Oleh: Danny Setyowati
Mahasiswa S2 Prodi Rekayasa Pertahanan Siber FTTP, Universitas Pertahanan RI
Perang Iran–Amerika hari ini tidak lagi bisa dibaca sebagai konflik klasik antarnegara yang bertumpu pada tank, jet tempur, dan invasi darat. Ia telah berevolusi menjadi sesuatu yang lebih cair, tersebar, dan justru lebih berbahaya: perang jarak jauh yang bekerja dalam lapisan teknologi, jaringan, dan persepsi.

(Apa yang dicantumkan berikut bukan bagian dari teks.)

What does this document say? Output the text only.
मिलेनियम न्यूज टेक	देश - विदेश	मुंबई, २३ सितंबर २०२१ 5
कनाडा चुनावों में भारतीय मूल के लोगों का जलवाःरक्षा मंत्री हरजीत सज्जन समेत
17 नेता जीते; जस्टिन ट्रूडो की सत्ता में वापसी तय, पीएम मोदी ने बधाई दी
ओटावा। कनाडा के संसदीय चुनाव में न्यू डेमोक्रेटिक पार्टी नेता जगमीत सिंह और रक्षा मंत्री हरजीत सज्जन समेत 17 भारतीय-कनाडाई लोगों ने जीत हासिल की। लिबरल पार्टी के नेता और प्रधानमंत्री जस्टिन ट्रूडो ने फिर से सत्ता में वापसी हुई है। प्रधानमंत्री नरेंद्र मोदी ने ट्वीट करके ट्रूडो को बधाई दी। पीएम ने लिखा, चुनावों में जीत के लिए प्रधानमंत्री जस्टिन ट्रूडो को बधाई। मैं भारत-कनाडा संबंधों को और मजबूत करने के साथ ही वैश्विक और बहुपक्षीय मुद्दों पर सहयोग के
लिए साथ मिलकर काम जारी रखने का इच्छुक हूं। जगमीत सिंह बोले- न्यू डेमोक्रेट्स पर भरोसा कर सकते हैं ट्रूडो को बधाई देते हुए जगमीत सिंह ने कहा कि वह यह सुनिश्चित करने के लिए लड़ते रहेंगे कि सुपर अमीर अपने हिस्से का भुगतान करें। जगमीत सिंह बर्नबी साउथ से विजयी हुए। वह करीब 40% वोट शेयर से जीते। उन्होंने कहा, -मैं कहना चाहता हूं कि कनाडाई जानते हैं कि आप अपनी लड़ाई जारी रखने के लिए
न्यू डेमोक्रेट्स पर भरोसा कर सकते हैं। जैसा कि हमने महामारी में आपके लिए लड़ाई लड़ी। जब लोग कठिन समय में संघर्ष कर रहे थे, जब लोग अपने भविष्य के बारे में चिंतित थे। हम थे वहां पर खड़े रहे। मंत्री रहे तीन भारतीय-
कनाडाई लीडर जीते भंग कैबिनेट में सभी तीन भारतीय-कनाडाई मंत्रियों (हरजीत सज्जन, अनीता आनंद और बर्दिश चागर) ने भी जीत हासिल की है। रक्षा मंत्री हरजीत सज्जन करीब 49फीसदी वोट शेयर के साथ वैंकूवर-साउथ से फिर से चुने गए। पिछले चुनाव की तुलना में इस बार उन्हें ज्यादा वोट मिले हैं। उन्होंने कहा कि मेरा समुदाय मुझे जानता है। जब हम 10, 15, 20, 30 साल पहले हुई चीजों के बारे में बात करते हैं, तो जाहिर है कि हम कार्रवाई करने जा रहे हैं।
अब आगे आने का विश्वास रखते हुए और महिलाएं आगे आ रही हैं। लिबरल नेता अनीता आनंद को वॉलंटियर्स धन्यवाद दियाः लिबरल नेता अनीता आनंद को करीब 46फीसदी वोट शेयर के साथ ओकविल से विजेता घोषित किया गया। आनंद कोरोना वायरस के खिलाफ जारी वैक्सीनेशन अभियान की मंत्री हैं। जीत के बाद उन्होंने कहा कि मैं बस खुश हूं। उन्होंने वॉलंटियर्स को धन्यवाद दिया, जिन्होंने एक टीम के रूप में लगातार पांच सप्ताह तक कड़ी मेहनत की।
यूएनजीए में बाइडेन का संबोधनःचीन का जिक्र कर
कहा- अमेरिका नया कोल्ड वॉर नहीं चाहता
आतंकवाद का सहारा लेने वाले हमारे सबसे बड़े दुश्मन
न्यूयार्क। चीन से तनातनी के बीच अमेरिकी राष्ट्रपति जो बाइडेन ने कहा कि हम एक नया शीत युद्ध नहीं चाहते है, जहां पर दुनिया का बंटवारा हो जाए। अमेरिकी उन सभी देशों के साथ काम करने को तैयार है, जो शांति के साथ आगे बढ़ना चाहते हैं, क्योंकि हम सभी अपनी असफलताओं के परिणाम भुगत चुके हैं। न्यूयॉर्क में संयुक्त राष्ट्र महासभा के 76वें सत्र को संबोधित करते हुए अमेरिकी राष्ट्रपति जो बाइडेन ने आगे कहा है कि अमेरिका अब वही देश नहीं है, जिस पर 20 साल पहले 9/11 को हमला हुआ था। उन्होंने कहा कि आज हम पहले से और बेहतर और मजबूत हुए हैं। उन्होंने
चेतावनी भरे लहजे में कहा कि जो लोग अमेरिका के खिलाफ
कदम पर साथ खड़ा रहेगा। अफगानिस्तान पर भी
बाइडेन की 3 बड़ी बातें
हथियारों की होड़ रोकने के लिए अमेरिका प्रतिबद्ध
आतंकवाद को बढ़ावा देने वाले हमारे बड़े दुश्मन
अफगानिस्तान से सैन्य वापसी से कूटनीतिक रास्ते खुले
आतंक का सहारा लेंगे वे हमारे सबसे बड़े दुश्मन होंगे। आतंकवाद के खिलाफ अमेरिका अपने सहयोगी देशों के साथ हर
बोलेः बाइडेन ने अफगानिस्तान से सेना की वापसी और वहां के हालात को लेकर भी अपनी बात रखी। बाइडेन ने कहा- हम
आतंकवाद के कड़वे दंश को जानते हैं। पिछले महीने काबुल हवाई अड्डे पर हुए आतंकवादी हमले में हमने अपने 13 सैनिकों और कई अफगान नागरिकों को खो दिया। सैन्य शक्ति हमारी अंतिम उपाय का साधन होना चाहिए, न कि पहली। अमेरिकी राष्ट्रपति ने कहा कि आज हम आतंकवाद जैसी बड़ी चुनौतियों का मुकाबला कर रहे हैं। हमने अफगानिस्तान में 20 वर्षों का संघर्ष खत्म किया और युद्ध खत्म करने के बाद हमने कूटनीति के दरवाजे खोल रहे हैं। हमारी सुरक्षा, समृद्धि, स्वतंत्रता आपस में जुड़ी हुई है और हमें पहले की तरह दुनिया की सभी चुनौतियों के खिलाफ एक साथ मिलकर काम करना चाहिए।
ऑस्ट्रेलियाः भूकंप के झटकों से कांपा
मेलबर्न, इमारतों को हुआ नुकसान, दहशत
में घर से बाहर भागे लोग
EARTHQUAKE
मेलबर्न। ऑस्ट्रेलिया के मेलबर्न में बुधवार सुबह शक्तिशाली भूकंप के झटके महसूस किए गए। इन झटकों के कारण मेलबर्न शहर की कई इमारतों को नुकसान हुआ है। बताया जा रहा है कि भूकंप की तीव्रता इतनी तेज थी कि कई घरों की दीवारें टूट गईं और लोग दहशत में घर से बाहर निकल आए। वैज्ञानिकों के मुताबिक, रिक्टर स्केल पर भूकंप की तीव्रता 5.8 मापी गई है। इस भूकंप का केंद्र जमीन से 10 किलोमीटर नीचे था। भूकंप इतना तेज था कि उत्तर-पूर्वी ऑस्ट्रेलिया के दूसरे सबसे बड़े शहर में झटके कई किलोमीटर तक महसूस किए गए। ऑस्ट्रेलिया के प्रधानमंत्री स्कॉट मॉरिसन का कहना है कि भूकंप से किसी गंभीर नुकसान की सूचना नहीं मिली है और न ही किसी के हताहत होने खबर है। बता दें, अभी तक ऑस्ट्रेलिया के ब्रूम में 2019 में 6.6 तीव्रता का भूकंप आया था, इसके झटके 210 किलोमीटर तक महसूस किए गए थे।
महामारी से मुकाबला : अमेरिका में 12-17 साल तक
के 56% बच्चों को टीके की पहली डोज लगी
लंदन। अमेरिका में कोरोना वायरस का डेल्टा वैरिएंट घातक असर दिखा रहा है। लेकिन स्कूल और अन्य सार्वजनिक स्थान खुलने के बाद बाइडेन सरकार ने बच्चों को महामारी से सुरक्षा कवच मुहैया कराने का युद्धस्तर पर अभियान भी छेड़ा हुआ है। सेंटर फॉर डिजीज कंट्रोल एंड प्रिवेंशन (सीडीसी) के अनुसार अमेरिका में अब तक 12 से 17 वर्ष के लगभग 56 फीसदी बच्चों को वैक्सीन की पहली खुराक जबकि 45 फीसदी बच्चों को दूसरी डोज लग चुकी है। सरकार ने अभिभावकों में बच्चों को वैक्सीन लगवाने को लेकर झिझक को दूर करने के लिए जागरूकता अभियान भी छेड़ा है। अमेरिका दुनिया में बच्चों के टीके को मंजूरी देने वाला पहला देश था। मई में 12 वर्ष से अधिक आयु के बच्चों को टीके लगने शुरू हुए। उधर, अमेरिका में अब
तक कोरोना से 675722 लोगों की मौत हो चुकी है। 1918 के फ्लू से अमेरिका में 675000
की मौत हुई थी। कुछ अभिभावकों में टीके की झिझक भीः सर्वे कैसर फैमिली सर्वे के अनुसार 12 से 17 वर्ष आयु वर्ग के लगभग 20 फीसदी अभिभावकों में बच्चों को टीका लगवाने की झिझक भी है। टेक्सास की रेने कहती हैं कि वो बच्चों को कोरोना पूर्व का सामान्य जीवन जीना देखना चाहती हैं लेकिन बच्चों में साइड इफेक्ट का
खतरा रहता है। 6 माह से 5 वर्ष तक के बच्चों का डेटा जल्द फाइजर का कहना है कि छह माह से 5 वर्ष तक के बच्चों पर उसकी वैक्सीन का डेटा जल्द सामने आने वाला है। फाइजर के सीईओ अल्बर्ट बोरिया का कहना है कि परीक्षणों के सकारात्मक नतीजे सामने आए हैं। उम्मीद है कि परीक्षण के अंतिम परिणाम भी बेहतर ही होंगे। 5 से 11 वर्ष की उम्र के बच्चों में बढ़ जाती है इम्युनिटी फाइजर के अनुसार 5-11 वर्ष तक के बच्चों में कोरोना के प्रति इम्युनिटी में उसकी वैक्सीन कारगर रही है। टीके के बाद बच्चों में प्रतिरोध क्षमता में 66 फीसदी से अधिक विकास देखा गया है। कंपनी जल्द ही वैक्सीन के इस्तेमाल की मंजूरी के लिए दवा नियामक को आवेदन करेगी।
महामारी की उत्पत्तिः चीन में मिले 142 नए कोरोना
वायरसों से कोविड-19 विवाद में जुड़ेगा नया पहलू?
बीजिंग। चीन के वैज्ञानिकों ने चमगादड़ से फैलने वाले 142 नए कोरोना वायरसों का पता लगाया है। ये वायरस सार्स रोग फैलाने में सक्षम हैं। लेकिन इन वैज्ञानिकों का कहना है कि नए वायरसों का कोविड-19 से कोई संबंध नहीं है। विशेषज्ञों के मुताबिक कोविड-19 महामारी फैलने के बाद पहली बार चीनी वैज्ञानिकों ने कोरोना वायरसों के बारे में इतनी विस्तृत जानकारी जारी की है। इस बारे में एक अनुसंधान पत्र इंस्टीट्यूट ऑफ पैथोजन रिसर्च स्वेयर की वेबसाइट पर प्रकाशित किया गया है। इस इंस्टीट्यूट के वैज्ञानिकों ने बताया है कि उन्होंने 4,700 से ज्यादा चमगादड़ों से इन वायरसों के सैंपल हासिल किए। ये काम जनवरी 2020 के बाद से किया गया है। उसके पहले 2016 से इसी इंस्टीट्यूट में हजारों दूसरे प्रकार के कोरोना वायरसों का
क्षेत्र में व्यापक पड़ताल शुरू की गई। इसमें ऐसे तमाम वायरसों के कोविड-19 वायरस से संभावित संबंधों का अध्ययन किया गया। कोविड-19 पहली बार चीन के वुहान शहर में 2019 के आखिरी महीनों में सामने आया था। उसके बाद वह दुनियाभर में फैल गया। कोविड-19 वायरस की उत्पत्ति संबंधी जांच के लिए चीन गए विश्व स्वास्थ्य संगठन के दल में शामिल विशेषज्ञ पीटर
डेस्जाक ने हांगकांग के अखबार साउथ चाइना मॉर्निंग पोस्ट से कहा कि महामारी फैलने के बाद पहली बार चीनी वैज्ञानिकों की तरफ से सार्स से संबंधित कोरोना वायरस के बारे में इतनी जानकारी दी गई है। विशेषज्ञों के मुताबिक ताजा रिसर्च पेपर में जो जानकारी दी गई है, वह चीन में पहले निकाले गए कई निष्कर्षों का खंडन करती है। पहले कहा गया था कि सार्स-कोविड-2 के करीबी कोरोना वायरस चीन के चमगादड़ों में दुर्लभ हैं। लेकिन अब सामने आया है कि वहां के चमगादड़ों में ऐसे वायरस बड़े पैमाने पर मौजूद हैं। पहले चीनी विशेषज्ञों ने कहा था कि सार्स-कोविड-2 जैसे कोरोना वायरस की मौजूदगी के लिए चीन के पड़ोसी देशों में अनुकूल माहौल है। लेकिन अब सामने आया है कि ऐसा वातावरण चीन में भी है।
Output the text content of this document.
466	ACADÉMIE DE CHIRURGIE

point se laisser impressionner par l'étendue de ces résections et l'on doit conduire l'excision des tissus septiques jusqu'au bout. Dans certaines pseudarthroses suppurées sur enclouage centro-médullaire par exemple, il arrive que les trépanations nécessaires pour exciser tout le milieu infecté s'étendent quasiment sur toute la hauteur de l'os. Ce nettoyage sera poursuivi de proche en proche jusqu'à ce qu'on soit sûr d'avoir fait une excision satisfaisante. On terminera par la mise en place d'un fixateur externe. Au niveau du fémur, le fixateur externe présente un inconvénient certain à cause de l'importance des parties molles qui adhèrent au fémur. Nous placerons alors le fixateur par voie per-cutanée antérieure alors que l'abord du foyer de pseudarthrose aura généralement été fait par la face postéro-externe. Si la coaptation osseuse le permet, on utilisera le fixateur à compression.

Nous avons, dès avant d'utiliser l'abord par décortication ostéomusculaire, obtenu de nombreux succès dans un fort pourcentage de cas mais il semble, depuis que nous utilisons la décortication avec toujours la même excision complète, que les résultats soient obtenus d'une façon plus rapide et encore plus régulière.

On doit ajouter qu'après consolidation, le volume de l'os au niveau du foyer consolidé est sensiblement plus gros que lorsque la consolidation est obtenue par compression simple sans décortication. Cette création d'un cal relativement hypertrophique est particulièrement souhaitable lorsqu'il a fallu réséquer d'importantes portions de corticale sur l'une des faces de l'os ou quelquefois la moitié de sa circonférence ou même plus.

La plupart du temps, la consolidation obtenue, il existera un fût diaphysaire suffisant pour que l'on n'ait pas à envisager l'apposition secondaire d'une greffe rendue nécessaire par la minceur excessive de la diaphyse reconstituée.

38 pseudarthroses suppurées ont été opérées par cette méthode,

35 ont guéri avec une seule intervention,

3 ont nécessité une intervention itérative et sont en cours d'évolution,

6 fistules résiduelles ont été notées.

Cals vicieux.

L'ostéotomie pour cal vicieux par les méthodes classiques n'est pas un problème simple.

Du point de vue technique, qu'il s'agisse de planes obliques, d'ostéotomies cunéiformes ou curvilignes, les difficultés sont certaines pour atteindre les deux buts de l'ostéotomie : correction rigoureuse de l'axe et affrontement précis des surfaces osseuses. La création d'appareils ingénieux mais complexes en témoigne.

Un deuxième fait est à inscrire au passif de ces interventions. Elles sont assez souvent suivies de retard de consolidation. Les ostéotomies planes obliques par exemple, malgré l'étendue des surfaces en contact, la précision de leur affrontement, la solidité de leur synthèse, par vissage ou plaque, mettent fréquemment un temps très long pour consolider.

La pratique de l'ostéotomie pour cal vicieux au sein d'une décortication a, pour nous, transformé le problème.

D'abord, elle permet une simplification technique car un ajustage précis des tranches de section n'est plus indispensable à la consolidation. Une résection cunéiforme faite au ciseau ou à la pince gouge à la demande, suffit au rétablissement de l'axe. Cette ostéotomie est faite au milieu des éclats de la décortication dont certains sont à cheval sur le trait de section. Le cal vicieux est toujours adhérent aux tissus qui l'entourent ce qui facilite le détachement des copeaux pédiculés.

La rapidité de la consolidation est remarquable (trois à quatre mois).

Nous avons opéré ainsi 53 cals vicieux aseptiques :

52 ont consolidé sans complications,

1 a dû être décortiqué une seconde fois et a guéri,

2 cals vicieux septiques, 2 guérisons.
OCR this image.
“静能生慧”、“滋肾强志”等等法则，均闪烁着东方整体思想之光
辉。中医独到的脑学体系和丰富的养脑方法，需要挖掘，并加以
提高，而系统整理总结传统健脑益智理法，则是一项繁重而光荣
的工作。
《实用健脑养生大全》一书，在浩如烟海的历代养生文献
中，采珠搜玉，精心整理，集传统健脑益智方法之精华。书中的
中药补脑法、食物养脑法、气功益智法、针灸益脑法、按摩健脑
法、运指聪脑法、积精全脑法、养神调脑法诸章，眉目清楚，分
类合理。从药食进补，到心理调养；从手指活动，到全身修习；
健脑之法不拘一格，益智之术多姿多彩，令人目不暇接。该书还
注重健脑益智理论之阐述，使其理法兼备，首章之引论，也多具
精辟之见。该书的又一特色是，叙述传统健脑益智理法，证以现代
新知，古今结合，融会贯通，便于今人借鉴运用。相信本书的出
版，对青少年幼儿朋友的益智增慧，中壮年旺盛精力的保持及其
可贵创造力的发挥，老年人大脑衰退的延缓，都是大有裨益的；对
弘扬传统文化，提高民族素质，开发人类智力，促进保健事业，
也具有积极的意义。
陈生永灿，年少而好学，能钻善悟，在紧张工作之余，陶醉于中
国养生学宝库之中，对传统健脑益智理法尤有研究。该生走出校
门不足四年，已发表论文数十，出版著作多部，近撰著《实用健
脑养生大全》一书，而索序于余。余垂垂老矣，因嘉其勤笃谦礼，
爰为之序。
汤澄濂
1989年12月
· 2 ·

Serangan udara, rudal balistik, dan penghancuran fasilitas strategis memang masih terjadi. Namun, itu hanyalah permukaan dari sistem yang jauh lebih kompleks. Di balik ledakan dan asap, perang ini digerakkan oleh data, algoritma, drone, serta aktor-aktor yang kerap tidak mengenakan seragam resmi negara.
Amerika Serikat datang dengan keunggulan klasiknya: presisi, kecepatan, dan kemampuan menghantam dari jarak jauh. Serangan yang menargetkan fasilitas militer dan figur kunci Iran menunjukkan pola lama yang diperbarui—memukul pusat gravitasi lawan untuk melumpuhkan kapasitas tempur dan komando secara cepat.
Namun, keunggulan ini menyimpan ilusi. Presisi teknis tidak selalu berbanding lurus dengan hasil politik. Menghancurkan target tidak otomatis berarti mengakhiri perlawanan.
Sebaliknya, Iran memainkan permainan berbeda. Ia tidak berupaya menang secara simetris, melainkan menghindari kekalahan dengan membuat perang menjadi mahal, panjang, dan sulit diprediksi. Melalui jaringan milisi dan aktor non-negara, Iran menyebarkan konflik ke Irak, Suriah, Laut Merah, hingga jalur pelayaran global.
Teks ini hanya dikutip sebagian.